Using GlimmerM, we found 25 possible new genes on chromosome 3 in regions currently annotated as non-coding1 (Table 1). Although some of these are relatively short and may not be genuine coding sequences, six of them are longer than 400 base pairs (bp) and one is 2,187 bp. This last gene represents a 729-amino-acid protein that is encoded by one very large exon and one shorter exon. Open reading frames of this length in a chromosome with 80% A+T content are virtually certain to represent real genes. Three of the table entries, G802, G803 and G740, have detectable homology to var gene fragments on chromosome 2; G802 and G803 are close enough that they might represent two portions of the same gene.

Table 1 Possible new genes on chromosome 3

Of the 215 protein-coding regions reported by Bowman et al.1, GlimmerM automatically finds 214 of them. (An earlier version of GlimmerM was provided to the annotators of chromosome 3.) The only gene missed is a short hypothetical protein (PFC0360w, 114 amino acids) with no homology to any known gene1. Finally, given that chromosome 3 is 12 per cent larger than chromosome 2, an extrapolation based on gene density would predict 234 genes on chromosome 3, consistent with our finding that additional genes could be present.

GlimmerM is very accurate at identifying splice sites, having been trained on a carefully curated set of experimentally confirmed introns from the P. falciparum genome2. GlimmerM's predictions suggest different splice sites for 49 of the 215 genes annotated on chromosome 3; all of these are hypothetical proteins. As with the annotation of hypothetical proteins for chromosome 2, substantial additional laboratory studies are needed in order to determine with confidence the exon structure of these genes.

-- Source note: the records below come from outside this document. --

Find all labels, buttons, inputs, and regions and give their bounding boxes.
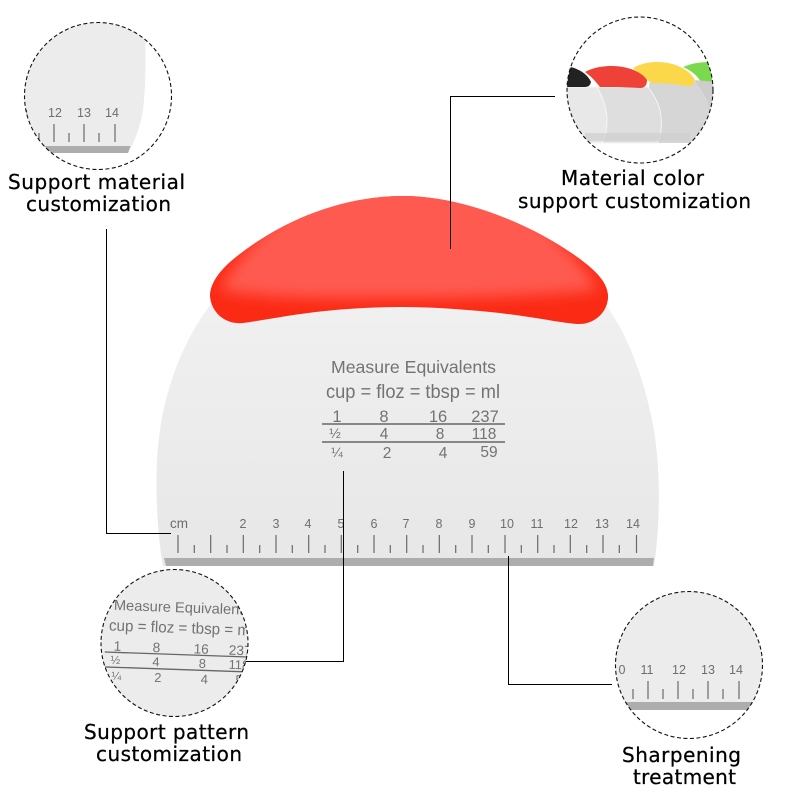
caption: material color support customization: Material color [561, 166, 705, 190]
measure equivalents table: 237 [471, 408, 499, 426]
ruler labels: 11 [531, 517, 544, 531]
measure equivalents table: Measure Equivalents [331, 357, 496, 377]
measure equivalents table: ¼ [331, 444, 343, 460]
inset: pattern close-up [100, 568, 258, 718]
ruler labels: 5 [338, 517, 345, 531]
caption: material color support customization [518, 166, 751, 213]
leader lines [106, 96, 612, 684]
ruler labels [170, 516, 640, 531]
red handle inset [585, 66, 647, 88]
inset: pattern close-up: Measure Equivalents [114, 598, 251, 619]
caption: sharpening treatment: treatment [633, 765, 736, 789]
inset: pattern close-up: 237 [229, 643, 252, 658]
measure equivalents table: 2 [383, 445, 391, 462]
inset: material close-up: 14 [105, 106, 119, 120]
first blade [567, 86, 608, 144]
inset: pattern close-up: 118 [228, 657, 249, 672]
inset: pattern close-up: 4 [200, 672, 208, 687]
measure equivalents table: 4 [380, 426, 389, 443]
caption: support material customization: customization [26, 192, 171, 216]
inset: material close-up: 12 [48, 106, 62, 120]
inset: pattern close-up: ½ [110, 654, 121, 667]
measure equivalents table: ½ [329, 425, 341, 441]
inset: sharpening close-up: 11 [641, 663, 654, 677]
ruler strip [585, 133, 661, 141]
inset: pattern close-up: 8 [199, 656, 206, 671]
ruler labels: 7 [403, 517, 410, 531]
ruler labels: 3 [273, 517, 280, 531]
measure equivalents table: 8 [379, 408, 389, 426]
measure equivalents table: 16 [429, 408, 447, 426]
measure equivalents table: 1 [332, 408, 342, 426]
inset: sharpening close-up: 13 [701, 663, 715, 677]
inset: pattern close-up: 2 [154, 670, 162, 685]
inset: pattern close-up: ¼ [111, 670, 122, 683]
inset: colour variants [560, 17, 716, 163]
inset: sharpening close-up: 0 [619, 663, 626, 677]
measure equivalents table: 59 [480, 444, 498, 461]
inset: sharpening close-up [612, 588, 767, 738]
ruler labels: 8 [436, 517, 443, 531]
caption: sharpening treatment: Sharpening [622, 743, 741, 767]
ruler labels: 13 [595, 517, 609, 531]
inset: pattern close-up: 59 [235, 672, 250, 687]
measure equivalents table: 8 [436, 426, 444, 443]
ruler labels: 6 [371, 517, 378, 531]
inset: material close-up [20, 10, 172, 170]
third blade [649, 82, 710, 143]
caption: support material customization [8, 170, 185, 216]
inset: pattern close-up: 1 [113, 639, 122, 654]
caption: support pattern customization: Support pattern [84, 720, 249, 744]
inset: sharpening close-up: 14 [729, 663, 743, 677]
inset: material close-up: 13 [77, 106, 91, 120]
black handle [567, 67, 591, 87]
caption: material color support customization: support customization [518, 189, 751, 213]
ruler ticks [178, 535, 636, 553]
caption: sharpening treatment [622, 743, 741, 789]
inset: pattern close-up: 16 [193, 641, 209, 657]
measure equivalents table: cup = floz = tbsp = ml [326, 382, 500, 403]
green handle [683, 62, 712, 82]
fourth blade [695, 80, 713, 126]
inset: pattern close-up: 4 [152, 654, 160, 669]
yellow handle [633, 62, 695, 86]
caption: support pattern customization: customization [96, 742, 242, 766]
sharpened edge [164, 558, 654, 566]
inset: pattern close-up: cup = floz = tbsp = ml [109, 618, 254, 640]
ruler labels: 14 [626, 517, 640, 531]
measure equivalents table: 118 [472, 426, 496, 443]
ruler labels: 2 [240, 517, 247, 531]
caption: support pattern customization [84, 720, 249, 766]
red handle [210, 196, 608, 324]
measure equivalents table [322, 357, 505, 462]
scraper blade [156, 303, 659, 566]
inset: pattern close-up: 8 [152, 640, 161, 655]
ruler labels: 12 [564, 517, 578, 531]
ruler labels: 4 [305, 517, 312, 531]
measure equivalents table: 4 [439, 445, 448, 462]
second blade [595, 87, 661, 143]
inset: sharpening close-up: 12 [672, 663, 686, 677]
caption: support material customization: Support material [8, 170, 185, 194]
ruler labels: 9 [469, 517, 476, 531]
ruler labels: cm [170, 516, 188, 531]
ruler labels: 10 [500, 517, 514, 531]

For chromosome 2, we used the polymerase chain reaction with reverse transcription for 13 hypothetical genes predicted by GlimmerM: all 13 predictions were confirmed2,3. Of course, as emphasized previously2,3, GlimmerM is only one step, albeit an important one, in a process that should involve many other computational methods as well as careful human curation of the results produced by those methods.

To achieve the highest quality in analysing genome sequences, peer-reviewed bioinformatics methods should be used when they are available. We consider it an oversight that the chromosome 3 annotation effort neglected to consider the predictions of GlimmerM, especially as a substantial part of the chromosome 3 analysis involves comparing the two chromosomes (see, for example, Table 2 of Bowman et al.1).